テレビ画面の中で、涼様が語ったのは、あの女への、深く、真剣で、どうしようもなく本物の愛だった。私には一度たりとも向けられたことのない、情熱的な眼差し。その時、私は悟ってしまったのだ。私は、一度たりとも、彼の心の中に入り込むことなどできていなかったのだと。
そして、本当は、私自身が求めていたのも、九条涼という人間ではなかったのだと。私が欲しかったのは、彼の隣に立つことで得られる名声や羨望の眼差し――『九条夫人』という、空っぽのブランドだけだったという、惨めな現実に打ちのめされた。
スキャンダル後、私は全てを失った。父からは「西園寺家の恥だ」と勘当同然の扱いを受け、友人だと思っていた人々は潮が引くように去っていき、社交界での居場所もなくなった。手元に残ったのは、虚しさだけだった。
数ヶ月後、私は日本を離れた。誰にも頼らず、自分の力だけで生きていくために。
今、私はヨーロッパの小さな街で、花屋の店員として働いている。泥のついた手で花を束ね、慣れない外国語で客と話す。それは、これまで私が生きてきた華やかな世界とは、あまりにかけ離れた場所だ。
でも、不思議と心は穏やかだった。自分で稼いだお金でパンを買い、小さなアパートの窓辺に自分で選んだ花を飾る。そんな、ささやかで、当たり前の毎日が、今はとても愛おしい。

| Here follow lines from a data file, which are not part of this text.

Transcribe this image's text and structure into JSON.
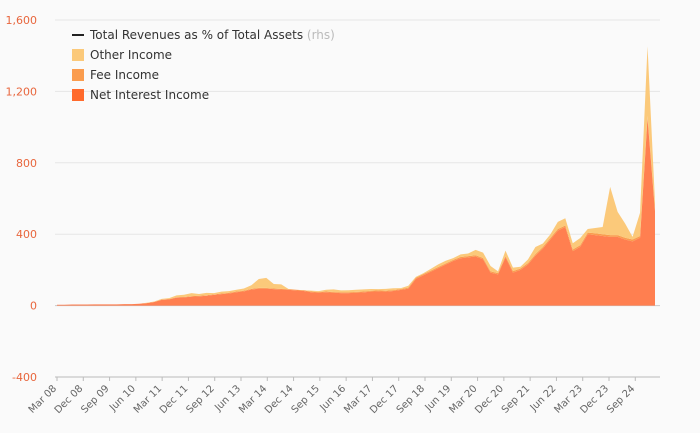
{
  "chart_data": {
    "type": "area",
    "stacked": true,
    "x_start": "Mar 08",
    "x_end": "Dec 24",
    "x_step_months": 3,
    "x_tick_labels": [
      "Mar 08",
      "Dec 08",
      "Sep 09",
      "Jun 10",
      "Mar 11",
      "Dec 11",
      "Sep 12",
      "Jun 13",
      "Mar 14",
      "Dec 14",
      "Sep 15",
      "Jun 16",
      "Mar 17",
      "Dec 17",
      "Sep 18",
      "Jun 19",
      "Mar 20",
      "Dec 20",
      "Sep 21",
      "Jun 22",
      "Mar 23",
      "Dec 23",
      "Sep 24"
    ],
    "y_ticks": [
      -400,
      0,
      400,
      800,
      1200,
      1600
    ],
    "y_tick_labels": [
      "-400",
      "0",
      "400",
      "800",
      "1,200",
      "1,600"
    ],
    "ylim": [
      -400,
      1600
    ],
    "grid": true,
    "legend_position": "top-left",
    "legend": [
      {
        "label": "Total Revenues as % of Total Assets",
        "suffix": "(rhs)",
        "marker": "line",
        "color": "#222222"
      },
      {
        "label": "Other Income",
        "marker": "square",
        "color": "#fbc97a"
      },
      {
        "label": "Fee Income",
        "marker": "square",
        "color": "#fa9c4e"
      },
      {
        "label": "Net Interest Income",
        "marker": "square",
        "color": "#ff6a2c"
      }
    ],
    "series": [
      {
        "name": "Net Interest Income",
        "color": "#ff7f50",
        "values": [
          5,
          5,
          6,
          6,
          6,
          7,
          7,
          7,
          7,
          8,
          8,
          10,
          14,
          20,
          32,
          35,
          45,
          46,
          50,
          52,
          55,
          60,
          64,
          68,
          75,
          80,
          90,
          95,
          95,
          92,
          90,
          88,
          85,
          82,
          75,
          72,
          75,
          72,
          70,
          70,
          72,
          74,
          78,
          80,
          78,
          82,
          88,
          95,
          150,
          170,
          190,
          210,
          230,
          250,
          265,
          270,
          275,
          260,
          185,
          175,
          270,
          185,
          200,
          230,
          280,
          320,
          370,
          420,
          440,
          305,
          330,
          400,
          395,
          390,
          385,
          385,
          370,
          360,
          380,
          1050,
          530
        ]
      },
      {
        "name": "Fee Income",
        "color": "#fa9c4e",
        "values": [
          0,
          0,
          0,
          0,
          0,
          0,
          0,
          0,
          0,
          0,
          0,
          0,
          0,
          0,
          2,
          2,
          2,
          2,
          3,
          3,
          3,
          3,
          4,
          4,
          4,
          4,
          4,
          4,
          4,
          4,
          4,
          4,
          4,
          4,
          4,
          4,
          4,
          4,
          5,
          5,
          5,
          5,
          5,
          5,
          5,
          5,
          5,
          6,
          6,
          6,
          6,
          6,
          6,
          6,
          7,
          7,
          7,
          7,
          7,
          7,
          8,
          8,
          8,
          8,
          8,
          8,
          9,
          9,
          9,
          9,
          9,
          9,
          10,
          10,
          10,
          10,
          10,
          10,
          10,
          12,
          10
        ]
      },
      {
        "name": "Other Income",
        "color": "#fbc97a",
        "values": [
          0,
          0,
          0,
          0,
          0,
          0,
          0,
          0,
          0,
          0,
          0,
          0,
          2,
          3,
          4,
          5,
          10,
          13,
          17,
          10,
          13,
          7,
          10,
          9,
          10,
          12,
          20,
          50,
          56,
          25,
          25,
          0,
          0,
          0,
          5,
          5,
          10,
          15,
          10,
          11,
          12,
          12,
          10,
          7,
          11,
          10,
          5,
          10,
          5,
          5,
          10,
          15,
          15,
          10,
          15,
          15,
          30,
          30,
          30,
          10,
          30,
          20,
          10,
          20,
          40,
          20,
          20,
          40,
          40,
          35,
          40,
          20,
          30,
          40,
          270,
          130,
          80,
          15,
          130,
          390,
          40
        ]
      }
    ],
    "rhs_series": {
      "name": "Total Revenues as % of Total Assets",
      "values": []
    }
  }
}
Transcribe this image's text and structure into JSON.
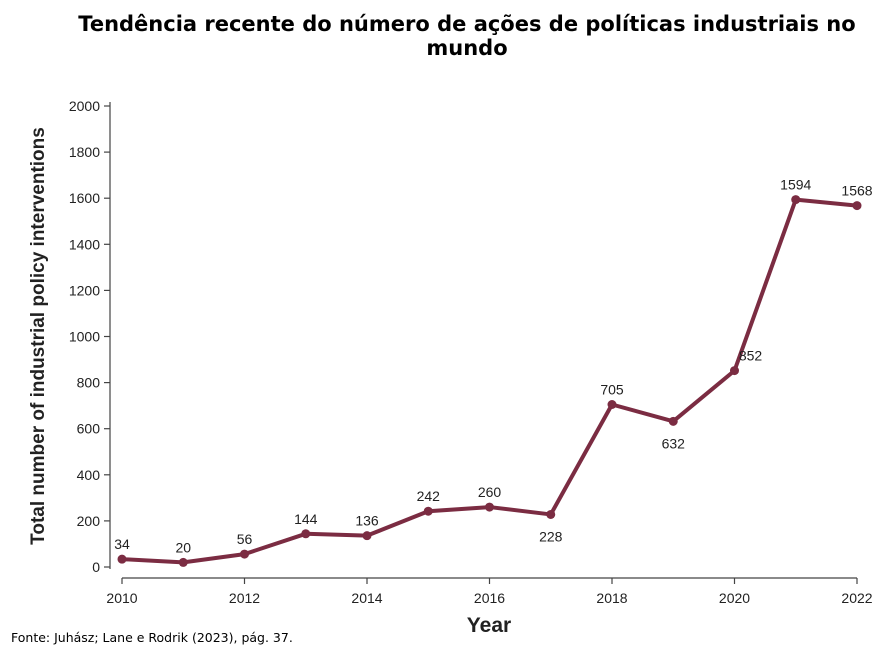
{
  "page": {
    "title": "Tendência recente do número de ações de políticas industriais no mundo",
    "source": "Fonte: Juhász; Lane e Rodrik (2023), pág. 37."
  },
  "colors": {
    "line": "#7b2c42",
    "axis": "#444444",
    "text": "#222222"
  },
  "chart_data": {
    "type": "line",
    "title": "",
    "xlabel": "Year",
    "ylabel": "Total number of industrial policy interventions",
    "x": [
      2010,
      2011,
      2012,
      2013,
      2014,
      2015,
      2016,
      2017,
      2018,
      2019,
      2020,
      2021,
      2022
    ],
    "series": [
      {
        "values": [
          34,
          20,
          56,
          144,
          136,
          242,
          260,
          228,
          705,
          632,
          852,
          1594,
          1568
        ]
      }
    ],
    "data_labels": [
      "34",
      "20",
      "56",
      "144",
      "136",
      "242",
      "260",
      "228",
      "705",
      "632",
      "852",
      "1594",
      "1568"
    ],
    "xticks": [
      2010,
      2012,
      2014,
      2016,
      2018,
      2020,
      2022
    ],
    "yticks": [
      0,
      200,
      400,
      600,
      800,
      1000,
      1200,
      1400,
      1600,
      1800,
      2000
    ],
    "xlim": [
      2010,
      2022
    ],
    "ylim": [
      0,
      2000
    ],
    "grid": false,
    "legend": "none"
  }
}
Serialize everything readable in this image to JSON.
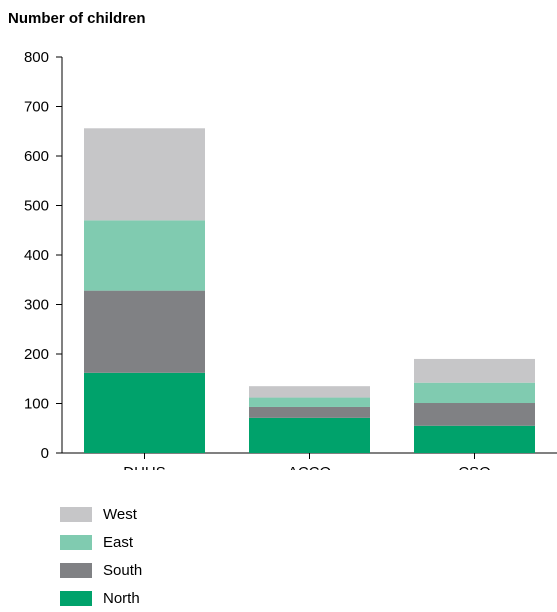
{
  "chart_data": {
    "type": "bar",
    "stacked": true,
    "title": "Number of children",
    "xlabel": "",
    "ylabel": "",
    "categories": [
      "DHHS",
      "ACCO",
      "CSO"
    ],
    "series": [
      {
        "name": "North",
        "color": "#00a26b",
        "values": [
          162,
          71,
          55
        ]
      },
      {
        "name": "South",
        "color": "#808184",
        "values": [
          166,
          22,
          46
        ]
      },
      {
        "name": "East",
        "color": "#80cbb0",
        "values": [
          142,
          19,
          41
        ]
      },
      {
        "name": "West",
        "color": "#c6c6c8",
        "values": [
          186,
          23,
          48
        ]
      }
    ],
    "ylim": [
      0,
      800
    ],
    "yticks": [
      0,
      100,
      200,
      300,
      400,
      500,
      600,
      700,
      800
    ],
    "grid": false,
    "legend_position": "bottom-left",
    "legend_order": [
      "West",
      "East",
      "South",
      "North"
    ]
  }
}
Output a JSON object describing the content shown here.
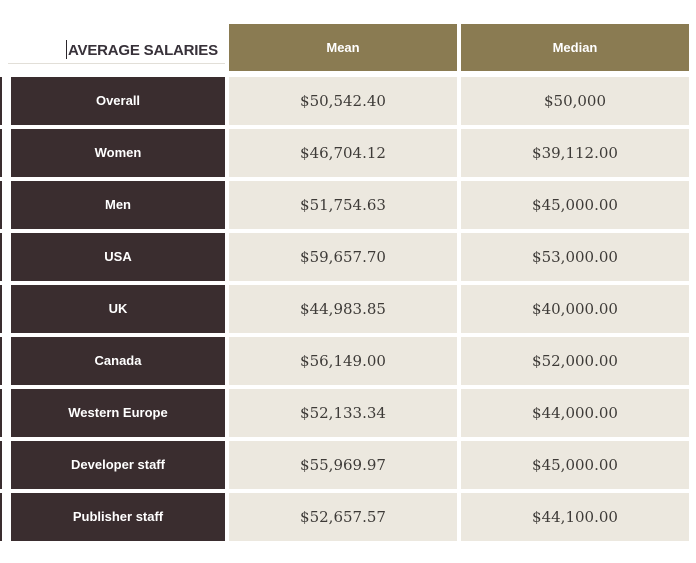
{
  "chart_data": {
    "type": "table",
    "title": "AVERAGE SALARIES",
    "columns": [
      "Mean",
      "Median"
    ],
    "rows": [
      {
        "label": "Overall",
        "mean": "$50,542.40",
        "median": "$50,000"
      },
      {
        "label": "Women",
        "mean": "$46,704.12",
        "median": "$39,112.00"
      },
      {
        "label": "Men",
        "mean": "$51,754.63",
        "median": "$45,000.00"
      },
      {
        "label": "USA",
        "mean": "$59,657.70",
        "median": "$53,000.00"
      },
      {
        "label": "UK",
        "mean": "$44,983.85",
        "median": "$40,000.00"
      },
      {
        "label": "Canada",
        "mean": "$56,149.00",
        "median": "$52,000.00"
      },
      {
        "label": "Western Europe",
        "mean": "$52,133.34",
        "median": "$44,000.00"
      },
      {
        "label": "Developer staff",
        "mean": "$55,969.97",
        "median": "$45,000.00"
      },
      {
        "label": "Publisher staff",
        "mean": "$52,657.57",
        "median": "$44,100.00"
      }
    ]
  },
  "colors": {
    "header_gold": "#8a7b52",
    "row_label_dark": "#3a2d2f",
    "value_cell_beige": "#ece8df",
    "page_background": "#ffffff",
    "value_text": "#3e3b38",
    "title_text": "#373139"
  }
}
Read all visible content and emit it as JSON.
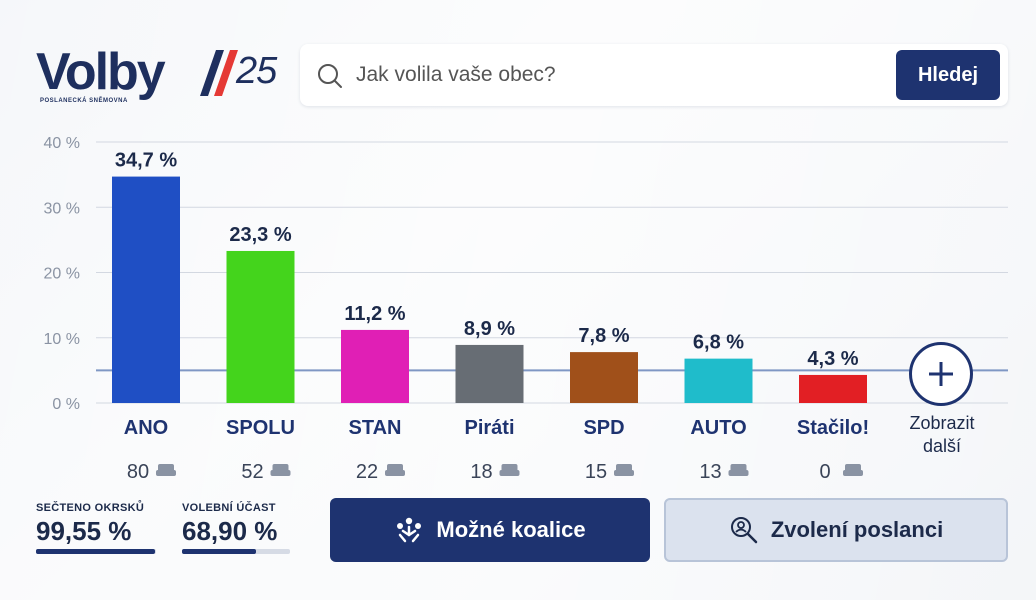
{
  "logo": {
    "main": "Volby",
    "num": "25",
    "sub": "POSLANECKÁ SNĚMOVNA"
  },
  "search": {
    "placeholder": "Jak volila vaše obec?",
    "button_label": "Hledej"
  },
  "colors": {
    "navy": "#1e3370",
    "accent_red": "#e53935"
  },
  "chart_data": {
    "type": "bar",
    "ylim": [
      0,
      40
    ],
    "yticks": [
      "0 %",
      "10 %",
      "20 %",
      "30 %",
      "40 %"
    ],
    "yticks_values": [
      0,
      10,
      20,
      30,
      40
    ],
    "threshold": 5,
    "grid": true,
    "categories": [
      "ANO",
      "SPOLU",
      "STAN",
      "Piráti",
      "SPD",
      "AUTO",
      "Stačilo!"
    ],
    "values": [
      34.7,
      23.3,
      11.2,
      8.9,
      7.8,
      6.8,
      4.3
    ],
    "value_labels": [
      "34,7 %",
      "23,3 %",
      "11,2 %",
      "8,9 %",
      "7,8 %",
      "6,8 %",
      "4,3 %"
    ],
    "seats": [
      80,
      52,
      22,
      18,
      15,
      13,
      0
    ],
    "bar_colors": [
      "#1f4fc4",
      "#44d41c",
      "#e01fb5",
      "#676d74",
      "#a0501a",
      "#1fbccb",
      "#e21f24"
    ]
  },
  "show_more": {
    "label_line1": "Zobrazit",
    "label_line2": "další"
  },
  "stats": {
    "counted": {
      "label": "SEČTENO OKRSKŮ",
      "value": "99,55 %",
      "fraction": 0.9955
    },
    "turnout": {
      "label": "VOLEBNÍ ÚČAST",
      "value": "68,90 %",
      "fraction": 0.689
    }
  },
  "actions": {
    "coalitions": "Možné koalice",
    "elected": "Zvolení poslanci"
  }
}
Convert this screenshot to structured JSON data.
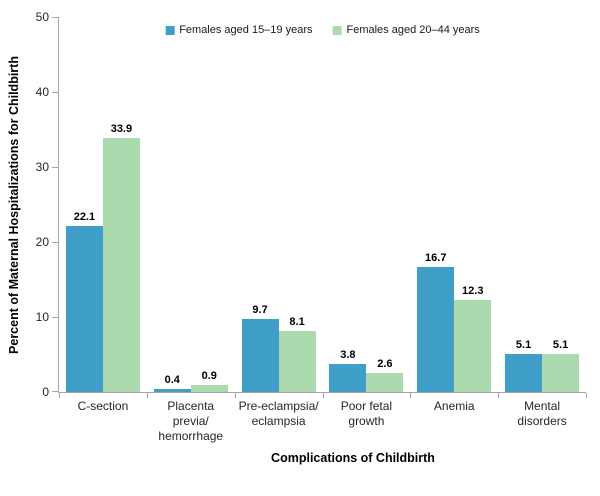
{
  "chart_data": {
    "type": "bar",
    "title": "",
    "xlabel": "Complications of Childbirth",
    "ylabel": "Percent of Maternal Hospitalizations for Childbirth",
    "ylim": [
      0,
      50
    ],
    "yticks": [
      0,
      10,
      20,
      30,
      40,
      50
    ],
    "grid": false,
    "legend_position": "top-center",
    "categories": [
      "C-section",
      "Placenta\nprevia/\nhemorrhage",
      "Pre-eclampsia/\neclampsia",
      "Poor fetal\ngrowth",
      "Anemia",
      "Mental\ndisorders"
    ],
    "series": [
      {
        "name": "Females aged 15–19 years",
        "color": "#3F9FC9",
        "values": [
          22.1,
          0.4,
          9.7,
          3.8,
          16.7,
          5.1
        ]
      },
      {
        "name": "Females aged 20–44 years",
        "color": "#ABDAAF",
        "values": [
          33.9,
          0.9,
          8.1,
          2.6,
          12.3,
          5.1
        ]
      }
    ]
  },
  "colors": {
    "axis": "#a6a6a6",
    "label_text": "#262626",
    "title_text": "#000000",
    "background": "#ffffff"
  }
}
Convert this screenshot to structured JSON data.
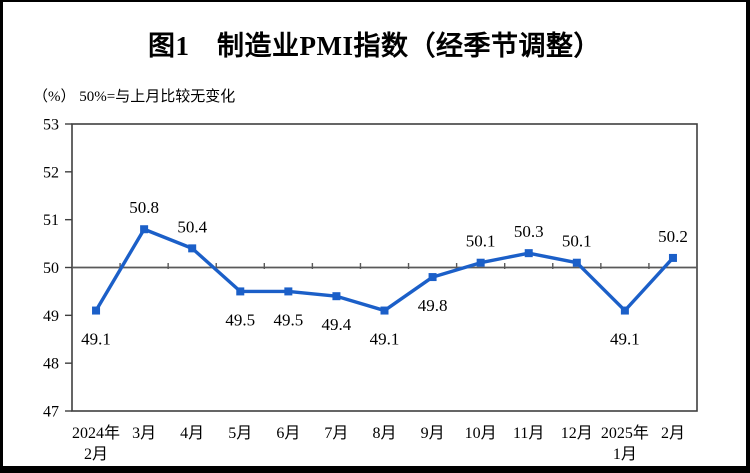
{
  "chart_data": {
    "type": "line",
    "title": "图1　制造业PMI指数（经季节调整）",
    "unit_note": "（%） 50%=与上月比较无变化",
    "categories": [
      "2024年\n2月",
      "3月",
      "4月",
      "5月",
      "6月",
      "7月",
      "8月",
      "9月",
      "10月",
      "11月",
      "12月",
      "2025年\n1月",
      "2月"
    ],
    "values": [
      49.1,
      50.8,
      50.4,
      49.5,
      49.5,
      49.4,
      49.1,
      49.8,
      50.1,
      50.3,
      50.1,
      49.1,
      50.2
    ],
    "label_positions": [
      "below",
      "above",
      "above",
      "below",
      "below",
      "below",
      "below",
      "below",
      "above",
      "above",
      "above",
      "below",
      "above"
    ],
    "ylim": [
      47,
      53
    ],
    "yticks": [
      47,
      48,
      49,
      50,
      51,
      52,
      53
    ],
    "reference_line": 50,
    "grid": "off",
    "legend": "none",
    "colors": {
      "series": "#1B5FC8",
      "axis": "#3F3F3F",
      "reference_line": "#595959",
      "text": "#000000",
      "background": "#FFFFFF"
    }
  }
}
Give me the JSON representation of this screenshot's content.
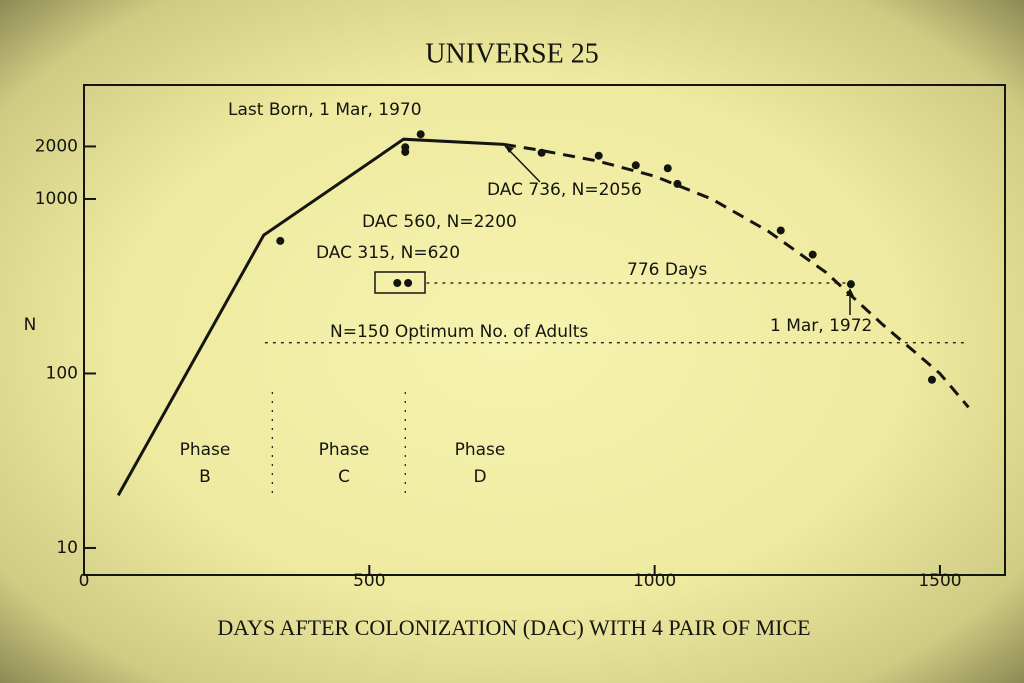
{
  "chart_data": {
    "type": "line",
    "title": "UNIVERSE 25",
    "x_label": "DAYS AFTER COLONIZATION (DAC) WITH 4 PAIR OF MICE",
    "y_label": "N",
    "xlim": [
      0,
      1614
    ],
    "xticks": [
      0,
      500,
      1000,
      1500
    ],
    "ylim": [
      7,
      4500
    ],
    "yticks": [
      10,
      100,
      1000,
      2000
    ],
    "ylog": true,
    "color": "#151510",
    "series": [
      {
        "style": "solid",
        "x": [
          60,
          315,
          560,
          736
        ],
        "values": [
          20,
          620,
          2200,
          2056
        ]
      },
      {
        "style": "dashed",
        "x": [
          736,
          800,
          900,
          1000,
          1100,
          1200,
          1300,
          1400,
          1500,
          1550
        ],
        "values": [
          2056,
          1900,
          1650,
          1350,
          1000,
          650,
          380,
          190,
          100,
          64
        ]
      },
      {
        "style": "points",
        "x": [
          344,
          563,
          563,
          590,
          802,
          902,
          967,
          1023,
          1040,
          1221,
          1277,
          1344,
          1486,
          549,
          568
        ],
        "values": [
          575,
          1980,
          1860,
          2350,
          1840,
          1770,
          1560,
          1500,
          1220,
          660,
          480,
          325,
          92,
          330,
          330
        ]
      }
    ],
    "hlines": [
      {
        "y": 150,
        "x": [
          317,
          1550
        ]
      },
      {
        "y": 330,
        "x": [
          600,
          1344
        ]
      }
    ],
    "phase_boundaries": [
      330,
      563
    ],
    "phases": [
      [
        "Phase",
        "B"
      ],
      [
        "Phase",
        "C"
      ],
      [
        "Phase",
        "D"
      ]
    ],
    "annotations": [
      "Last Born, 1 Mar, 1970",
      "DAC 736, N=2056",
      "DAC 560, N=2200",
      "DAC 315, N=620",
      "776 Days",
      "1 Mar, 1972",
      "N=150  Optimum No. of Adults"
    ]
  }
}
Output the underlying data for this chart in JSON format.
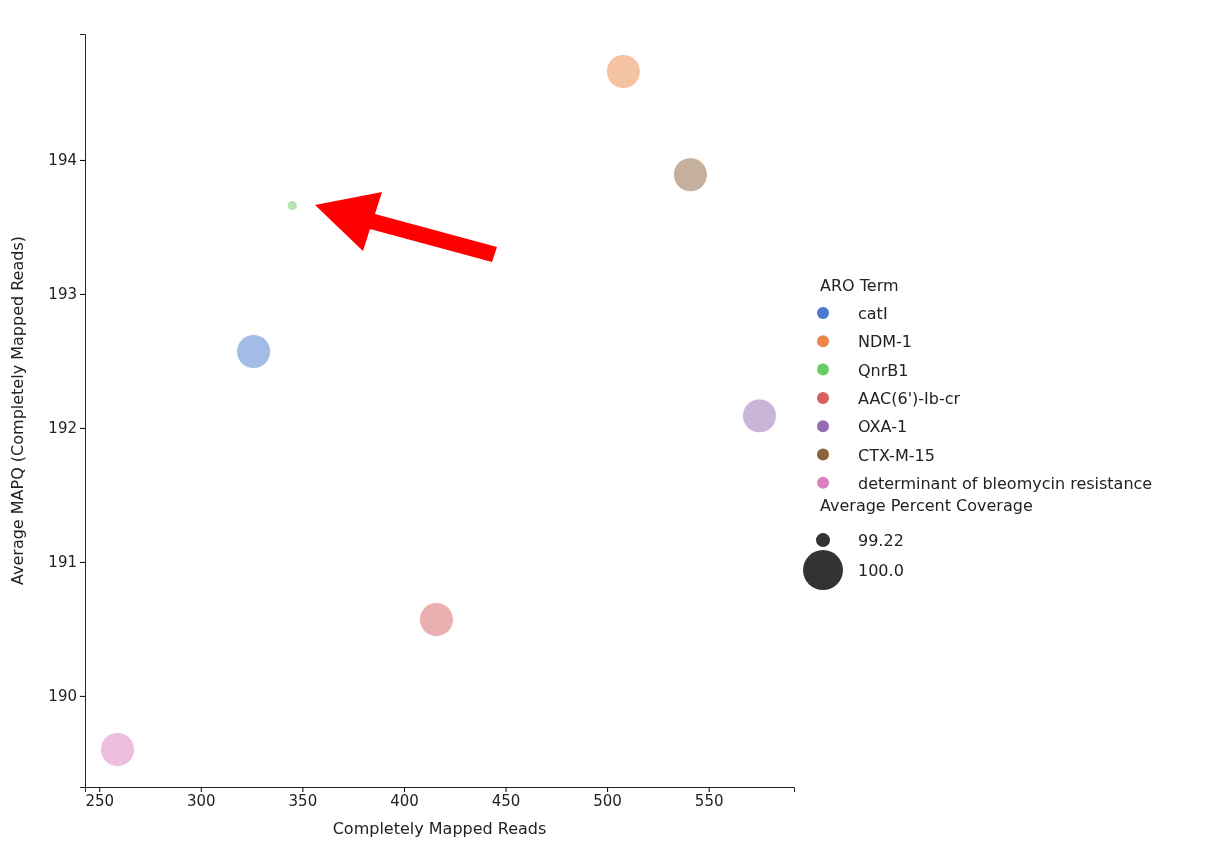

いつか私も、誰かから与えられるのではない、自分自身の力で見つけた本物の価値と、幸せを手にすることができるだろうか。
それは、あの女が手に入れたものとは全く違う形かもしれないけれど。
砕け散ったガラスの靴を捨て、裸足で大地を踏みしめる。私の、本当の人生は、ここから始まるのだ。